There are times we stand in awe. A few weeks ago in John’s gospel, when Jesus turned all that water into wine at a wedding in Cana, was one of those times. We marvel at the miracle, and that is enough. But Luke shows us that Jesus also invites us into the new thing God is doing, in our hearing, in our presence, that we might find our own way to be a part of the proclamation, or that we might ALL be those proclaimers, that Jesus’ really short sermon didn’t end that day, but continued through the living of those gathered, and is a sermon that handed down, generation after generation, so that maybe, maybe, all of what we are doing, all any of us have been doing, is responding to that sermon that day in the temple in Nazareth, that our hearing, and our serving and praying, echoes, and echoes, and echoes…

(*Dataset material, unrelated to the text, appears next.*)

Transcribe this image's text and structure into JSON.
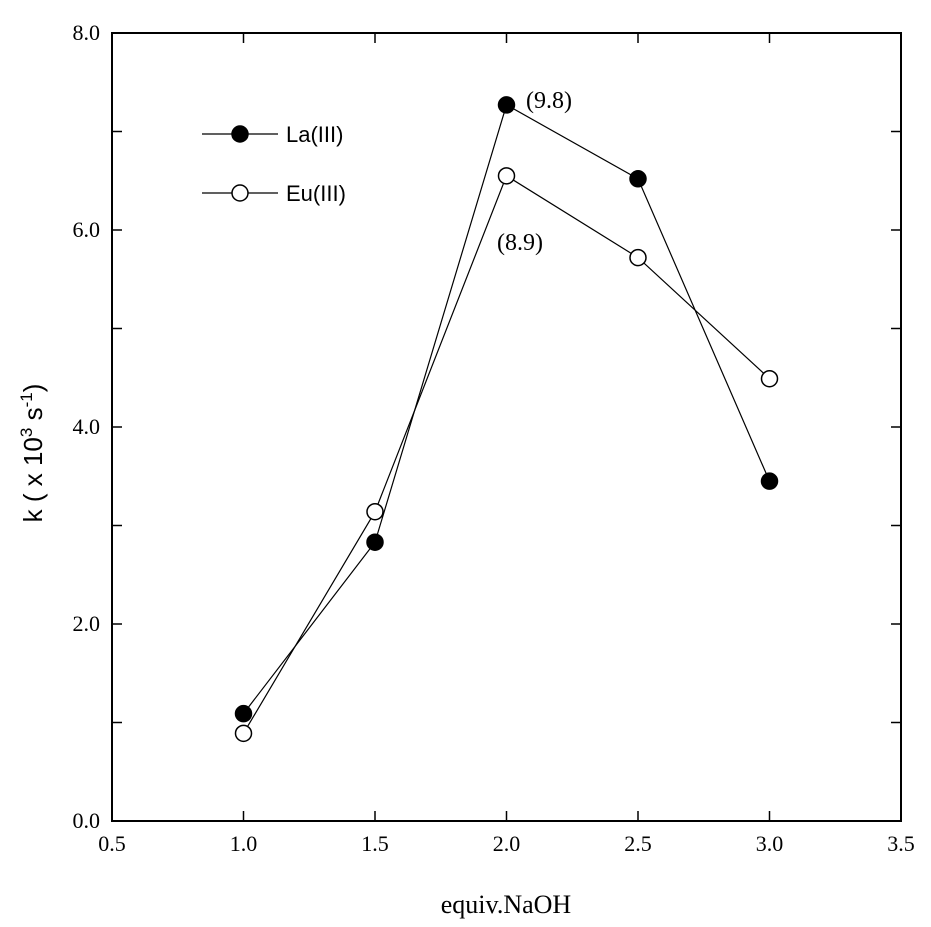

Today, as you might have heard, is the Super Bowl, the peak of all this American consumerism and passion, as our present day gladiators take to the coliseum, as we root on our home-state Panthers. But one team that isn’t playing anymore is the Minnesota Vikings. In a frigid game played a month ago with temperatures in the low single digits, it all came down to a pedestrian 27-yard field goal by an ordinarily really reliable kicker, to win the game. And with all this energy, all of the amazing intensity involved, Blair Walsh stepped up and missed it. And immediately everyone piled on to the failure, the goat, the pitiful guy who let a region down. The internet was filled with people saying cruel and hateful things. Except a bunch of first graders. The very next day a class at Northpoint Elementary was beginning a unit on empathy, learning about compassion. And they decided to write Blair Walsh a bunch of letters, telling him they cared about him, that they were sorry everyone was being mean to him, that he was more than that one kick, that that kick wasn’t who he was. Walsh showed up later that week and spent the morning at the school.3

It’s more than the kindness those kids exhibited, but that’s surely a part of that same sermon from long ago. But maybe those kids continue it as they work hard and learn to serve their communities. Maybe you continue it at lunch as we support our youth as we show them, and they show us, that the life of faith MUST be about serving others. Many of you participated in that same sermon as we packed soup kits for Hope Valley Elementary on and food for formerly homeless veterans on Wednesday. But it’s underneath that, not only as we string acts, things we do, together. It is understanding our lives as part of that same sermon, flowing out of God’s love for each of you, claimed at your baptism. What sermons might you preach if you really understood just how loved you were? If you could truly believe that God loves you so much, and that Jesus comes to proclaim release to the captives and recovery of sight to the blind, that we are free, that God’s love is loose on all the world? What if that informed every single thing you did? Who would you be?

Jesus preached that one really solid short sermon those years ago, but let us not dare think it’s over. As we begin this season of Lent on Wednesday as we receive ashes on our foreheads, we the sermon continues. As we come to this table, as we move out into the world. And we’ve got a few lines – you’ve got a few lines – to add of our own.

All praise be to God. Amen.

1. Linda Bridges, "Exegetical Perspective: Luke 4:14-21," Feasting on the Word, Year C, Vol. 1 (Louisville: WJK, 2009) 287. This cite comes from the Rev. Ellen Crawford True’s paper on this text for the 2012 gathering of The Well in Montreat, NC.
2. Gail R. O’Day, "‘Today this word is fulfilled in your hearing’: A Scriptural Hermeneutic of Biblical Authority," Word & World, Vol.26, Number 4, Fall 2006, 360, 361.
3. "Vikings kicker Blair Walsh tells first-graders he’ll ‘cherish’ their cards forever," Star Tribune, 1/15/16.